When she finished singing, Rosie felt empty and numb from the cold and the story. She stood stiffly, her eyes red and frightened.
Carson reached for her and held her as the light changed and made the trees grow thicker and dark. He remembered the way Jonathan Blue’s eyes had squinted into thin blue lines. He remembered the prairie dog on Blue’s lap. He remembered how he’d felt put off and comforted by the preacher all at once. Blue. This complicated man and his “civilization upgrade.” And now Rosie’s account. The preacher had done himself in. Or had he ascended, after all?
He held Rosie a little longer, and then it seemed like the thing to do was to walk, to put themselves in gentle, steady motion and let the losses inside them shift and move and find a bearable placement. They went to the dirt road, past the truck, their steps slow and synchronized. The breeze hummed through the pines, and every now and then, branches knocked and creaked. They walked the length of the dirt road to the highway, where Felix’s shirt still hung.

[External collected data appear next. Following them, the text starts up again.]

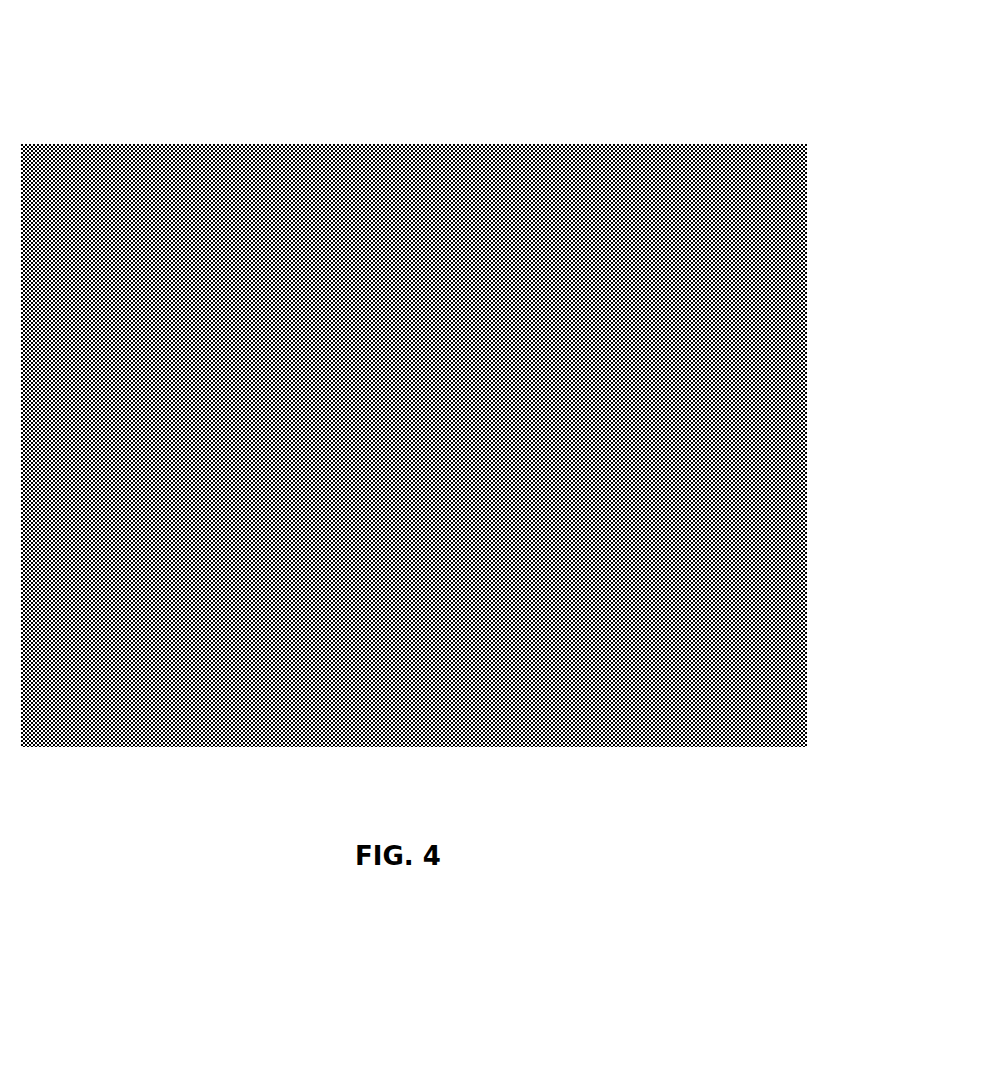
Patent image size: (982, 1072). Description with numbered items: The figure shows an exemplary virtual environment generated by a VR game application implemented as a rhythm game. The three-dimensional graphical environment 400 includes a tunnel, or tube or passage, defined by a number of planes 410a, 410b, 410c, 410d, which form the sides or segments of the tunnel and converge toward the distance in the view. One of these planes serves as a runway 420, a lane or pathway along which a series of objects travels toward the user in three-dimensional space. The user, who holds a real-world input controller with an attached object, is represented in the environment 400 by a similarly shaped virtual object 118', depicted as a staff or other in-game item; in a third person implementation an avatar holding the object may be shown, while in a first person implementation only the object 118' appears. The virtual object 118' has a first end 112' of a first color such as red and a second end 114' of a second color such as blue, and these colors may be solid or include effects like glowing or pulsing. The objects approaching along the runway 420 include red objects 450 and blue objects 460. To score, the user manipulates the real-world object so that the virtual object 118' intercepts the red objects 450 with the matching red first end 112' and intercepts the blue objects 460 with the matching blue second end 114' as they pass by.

The 3D graphical environment 400 is at (414, 429).
The red objects 450 is at (262, 372).
The plane 410a is at (224, 143).
The plane 410b is at (311, 143).
The plane 410c is at (401, 143).
The plane 410d is at (654, 143).
The blue objects 460 is at (343, 333).
The first end 112' is at (158, 655).
The runway 420 is at (457, 640).
The second end 114' is at (685, 727).
The virtual object 118' is at (592, 740).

In the distance, they could see a large, bruise-like cloud. Carson felt a shiver up his legs. As great as Felix’s truck, Daisy, was, she did not have four-wheel drive to navigate slippery roads, even if it was all downhill from here. A breeze picked up, lifting Rosie’s hair and fanning Felix’s shirt against the tree. Carson gestured to the cloud. “When it comes, that will be snow. We need to go soon. We’ll put your bike in the truck, okay?”
Rosie nodded.
Once they were inside the truck and moving west down the mountain, Carson told Rosie where he was going and how he’d gotten that far. He told her about Ayo and the railroad and the jungles, and about his trying to capture history right while it was happening so that people could learn from it, so that maybe someday he could teach it. He told her about the people who’d helped him, all that kindness and luck, and about the close calls, and how his time in the cabin was the closest of them all.